| This is excellent timing. I've been running production agent workloads on K8s for a few months now and the isolation patterns you've implemented are exactly what prevents midnight debugging sessions. A few things I've found that pair well with container isolation: *Resource constraints*: Not just CPU/memory, but ephemeral storage too. Agents can generate surprising amounts of log/output data during long-horizon tasks. I set 5Gi ephemeral limits by default. *Network policies*: Your Helm chart should probably include a default NetworkPolicy that blocks egress except to specific API endpoints. Agents will enumerate and try to reach anything they can see. *Memory persistence*: The trickiest part. OpenClaw's memory system (MEMORY.md + memory/.md) assumes a persistent filesystem. Running in K8s means you need either:
- StatefulSet with persistent volume
- External memory store (S3/minio with sync back)

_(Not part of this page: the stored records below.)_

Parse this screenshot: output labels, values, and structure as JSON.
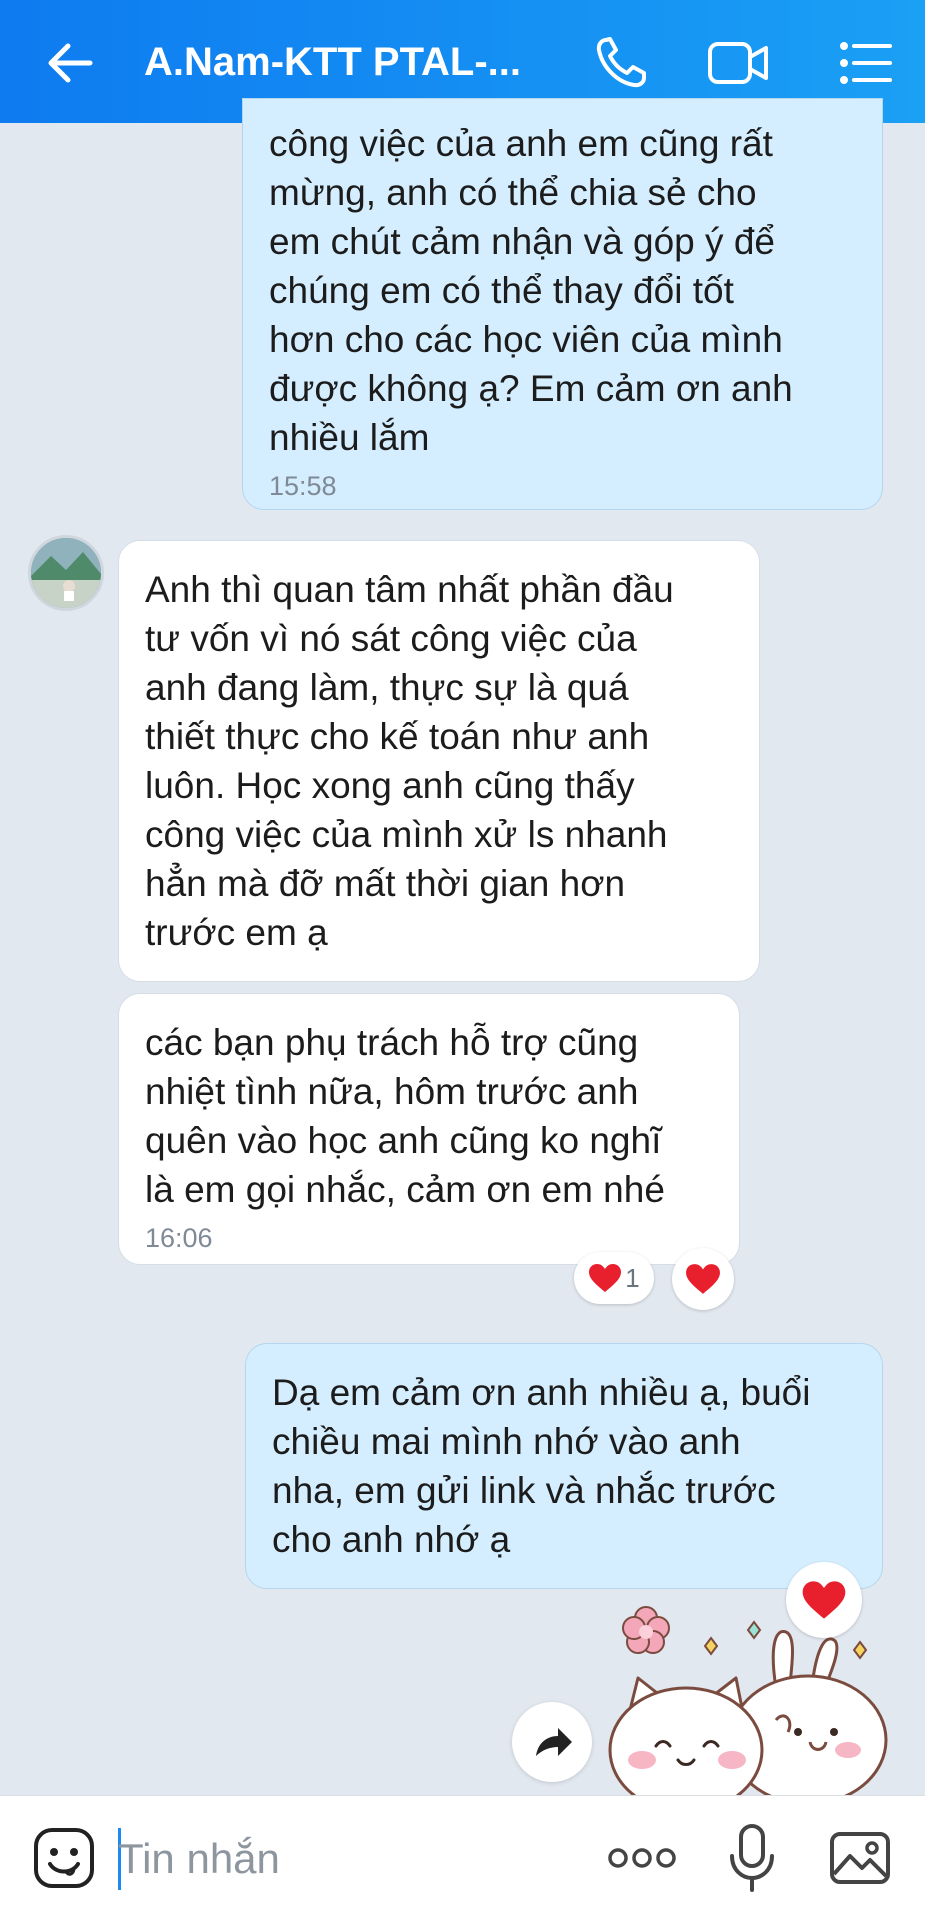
{
  "header": {
    "title": "A.Nam-KTT PTAL-...",
    "icons": [
      "back-arrow-icon",
      "phone-icon",
      "video-call-icon",
      "menu-list-icon"
    ]
  },
  "messages": [
    {
      "direction": "outgoing",
      "text": "công việc của anh em cũng rất\nmừng, anh có thể chia sẻ cho\nem chút cảm nhận và góp ý để\nchúng em có thể thay đổi tốt\nhơn cho các học viên của mình\nđược không ạ? Em cảm ơn anh\nnhiều lắm",
      "time": "15:58"
    },
    {
      "direction": "incoming",
      "text": "Anh thì quan tâm nhất phần đầu\ntư vốn vì nó sát công việc của\nanh đang làm, thực sự là quá\nthiết thực cho kế toán như anh\nluôn. Học xong anh cũng thấy\ncông việc của mình xử ls nhanh\nhẳn mà đỡ mất thời gian hơn\ntrước em ạ"
    },
    {
      "direction": "incoming",
      "text": "các bạn phụ trách hỗ trợ cũng\nnhiệt tình nữa, hôm trước anh\nquên vào học anh cũng ko nghĩ\nlà em gọi nhắc, cảm ơn em nhé",
      "time": "16:06",
      "reaction_count": "1"
    },
    {
      "direction": "outgoing",
      "text": "Dạ em cảm ơn anh nhiều ạ, buổi\nchiều mai mình nhớ vào anh\nnha, em gửi link và nhắc trước\ncho anh nhớ ạ"
    }
  ],
  "input": {
    "placeholder": "Tin nhắn",
    "icons": [
      "sticker-smiley-icon",
      "more-dots-icon",
      "microphone-icon",
      "image-gallery-icon"
    ]
  },
  "colors": {
    "header_start": "#0e7bf0",
    "header_end": "#1aa0f5",
    "outgoing_bubble": "#d4eeff",
    "incoming_bubble": "#ffffff",
    "background": "#e2e8ef",
    "heart": "#e8202e"
  }
}
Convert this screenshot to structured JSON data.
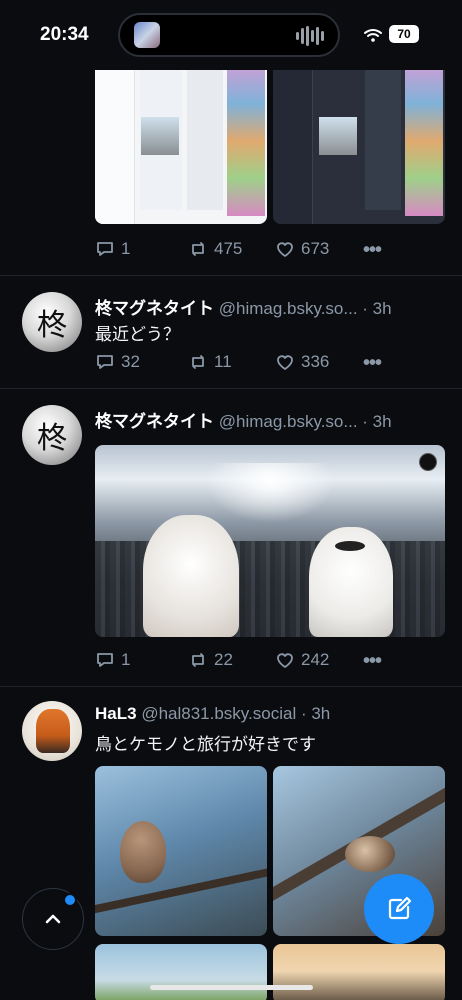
{
  "status_bar": {
    "time": "20:34",
    "battery": "70"
  },
  "posts": [
    {
      "stats": {
        "replies": "1",
        "reposts": "475",
        "likes": "673"
      },
      "more": "•••"
    },
    {
      "author": "柊マグネタイト",
      "handle": "@himag.bsky.so...",
      "time": "· 3h",
      "text": "最近どう？",
      "avatar_char": "柊",
      "stats": {
        "replies": "32",
        "reposts": "11",
        "likes": "336"
      },
      "more": "•••"
    },
    {
      "author": "柊マグネタイト",
      "handle": "@himag.bsky.so...",
      "time": "· 3h",
      "avatar_char": "柊",
      "stats": {
        "replies": "1",
        "reposts": "22",
        "likes": "242"
      },
      "more": "•••"
    },
    {
      "author": "HaL3",
      "handle": "@hal831.bsky.social",
      "time": "· 3h",
      "text": "鳥とケモノと旅行が好きです"
    }
  ],
  "colors": {
    "accent": "#1d8cf8",
    "background": "#0a0c10",
    "muted": "#8b98a7"
  },
  "icons": [
    "wifi-icon",
    "reply-icon",
    "repost-icon",
    "like-icon",
    "more-icon",
    "chevron-up-icon",
    "compose-icon",
    "tiktok-icon"
  ]
}
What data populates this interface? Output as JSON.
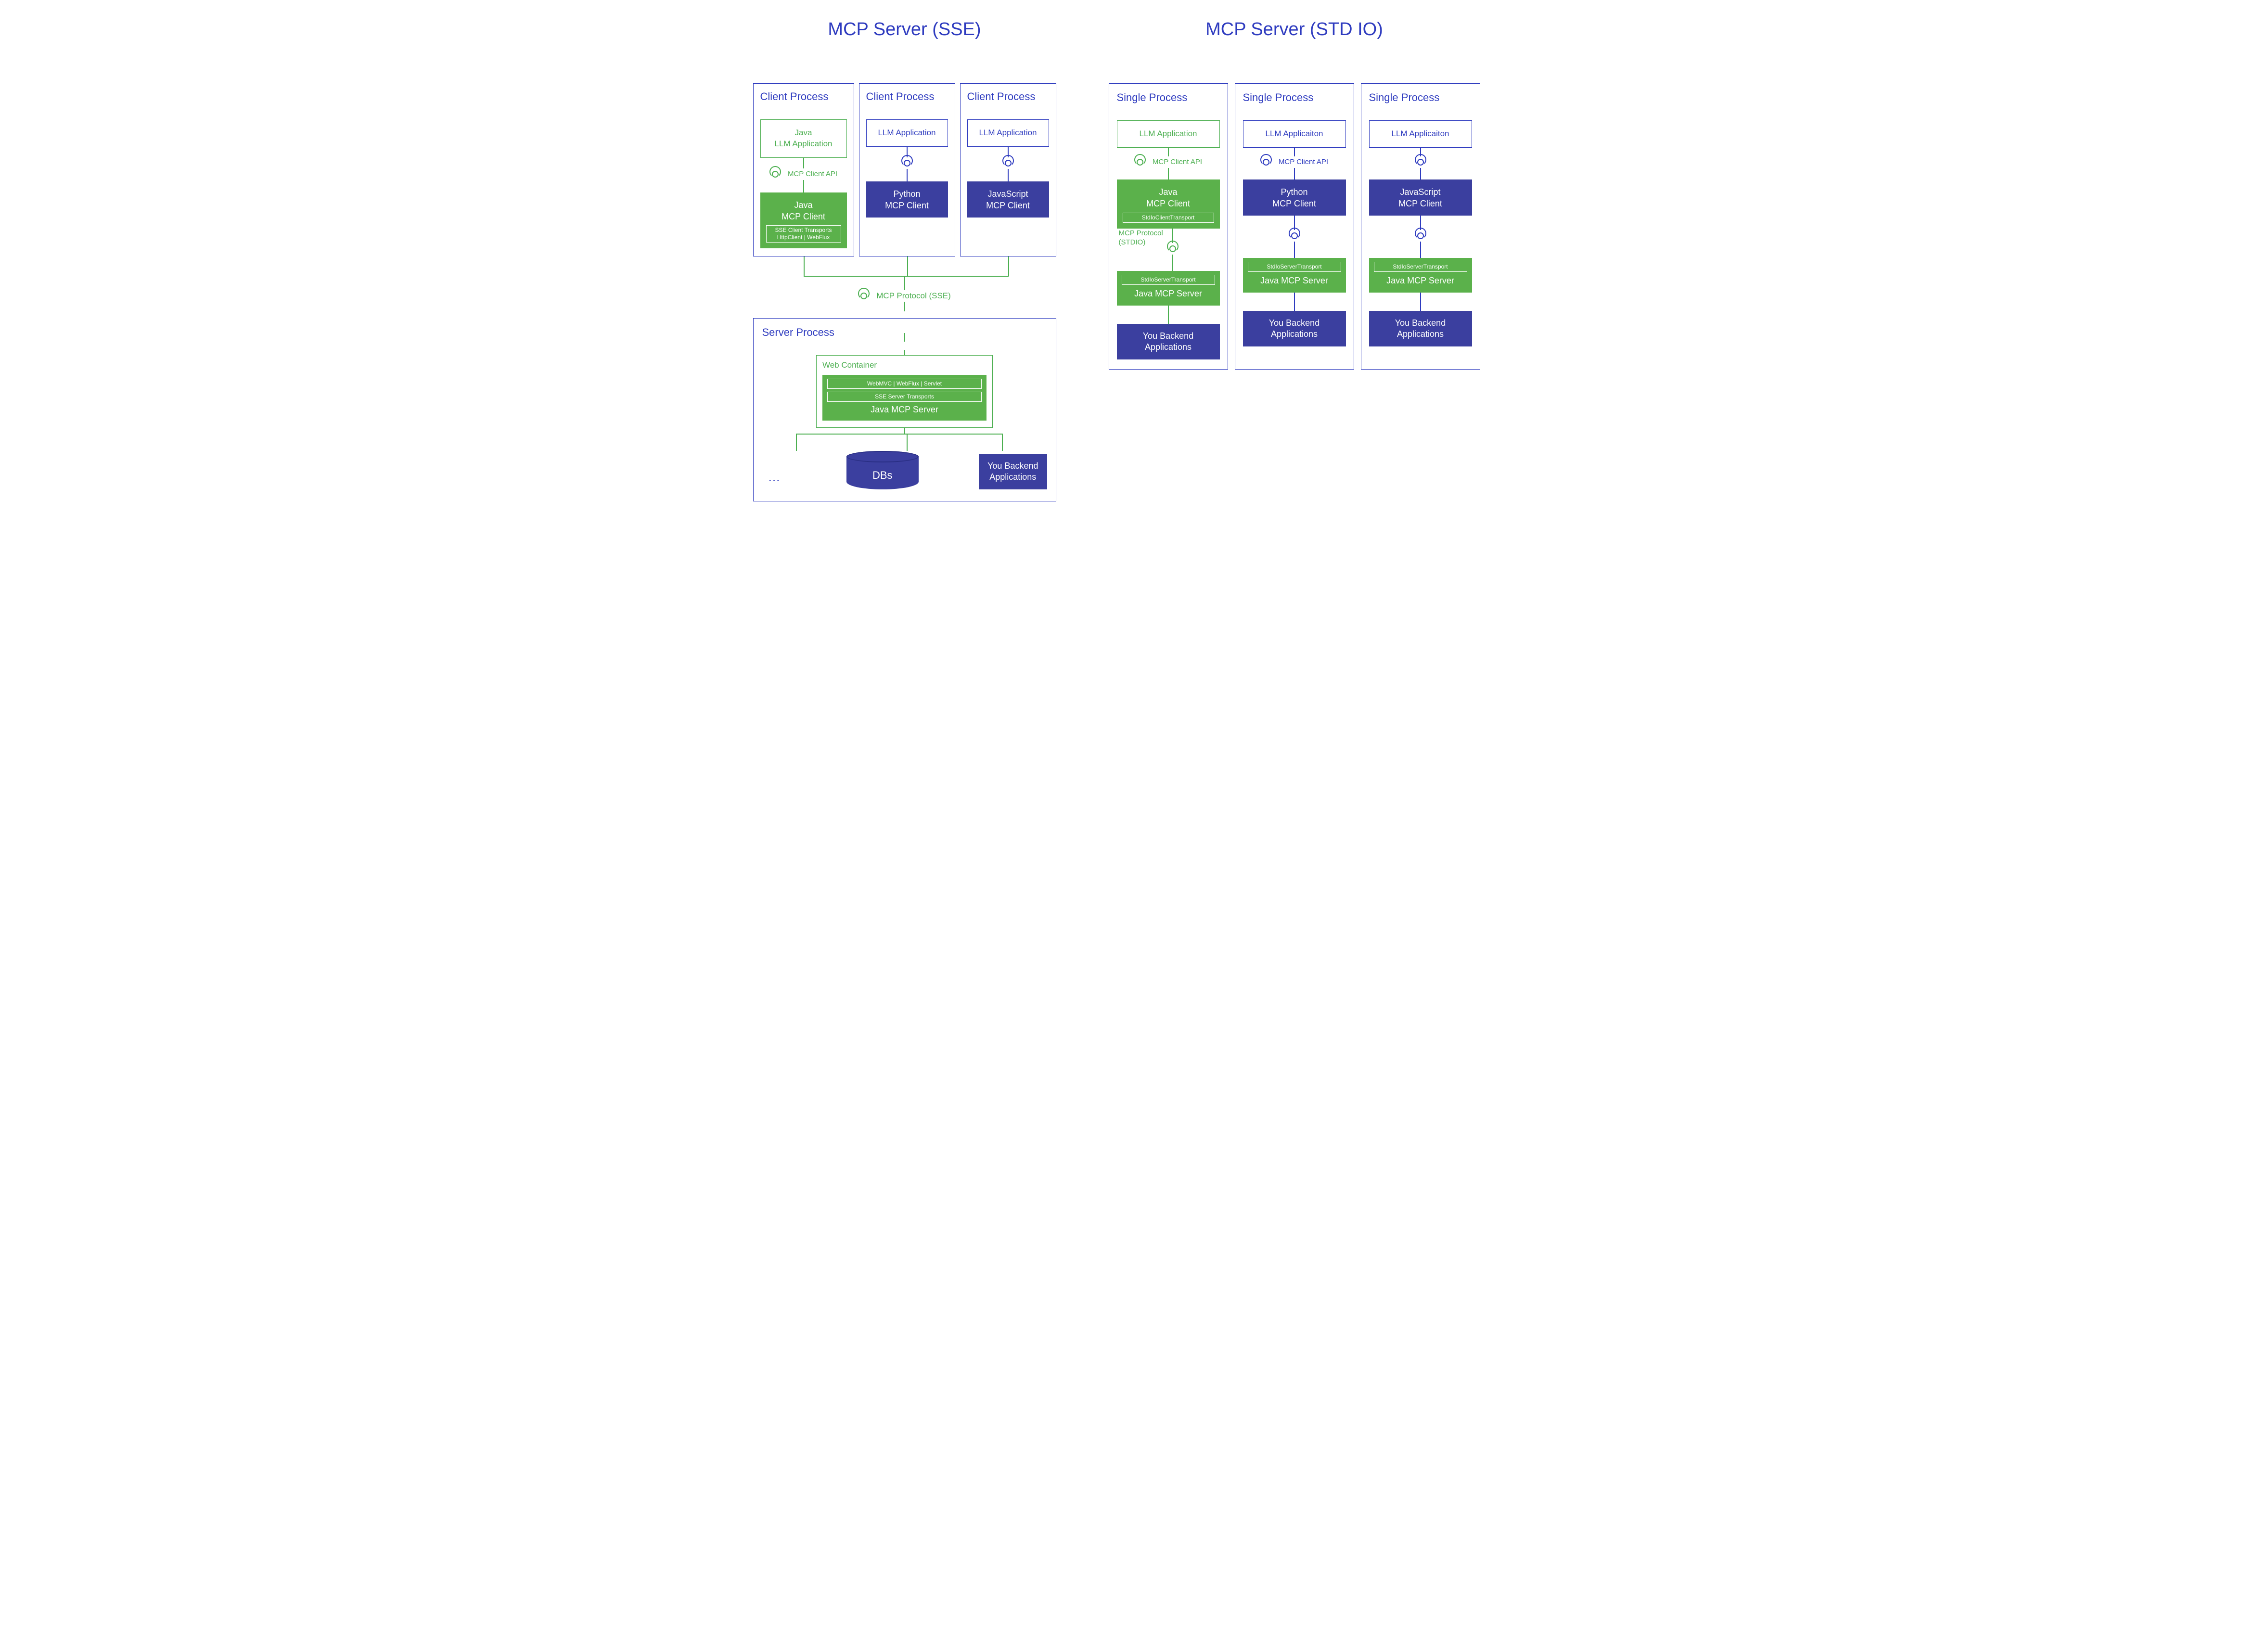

- Network file system for the workspace directory I went with StatefulSet + EBS volume for the workspace. The agent restarts with Pods, but memory persists. *Observability*: Since you're isolating the agent, you should also be exporting metrics. The heartbeat/execution loop in OpenClaw can emit structured logs that Prometheus can scrape if you add a sidecar. Curious - did you tackle the CDP (browser automation) piece? Running Chrome in a sidecar container and connecting over the Pod network works, but the USB/keyboard simulation pieces get weird in containers. |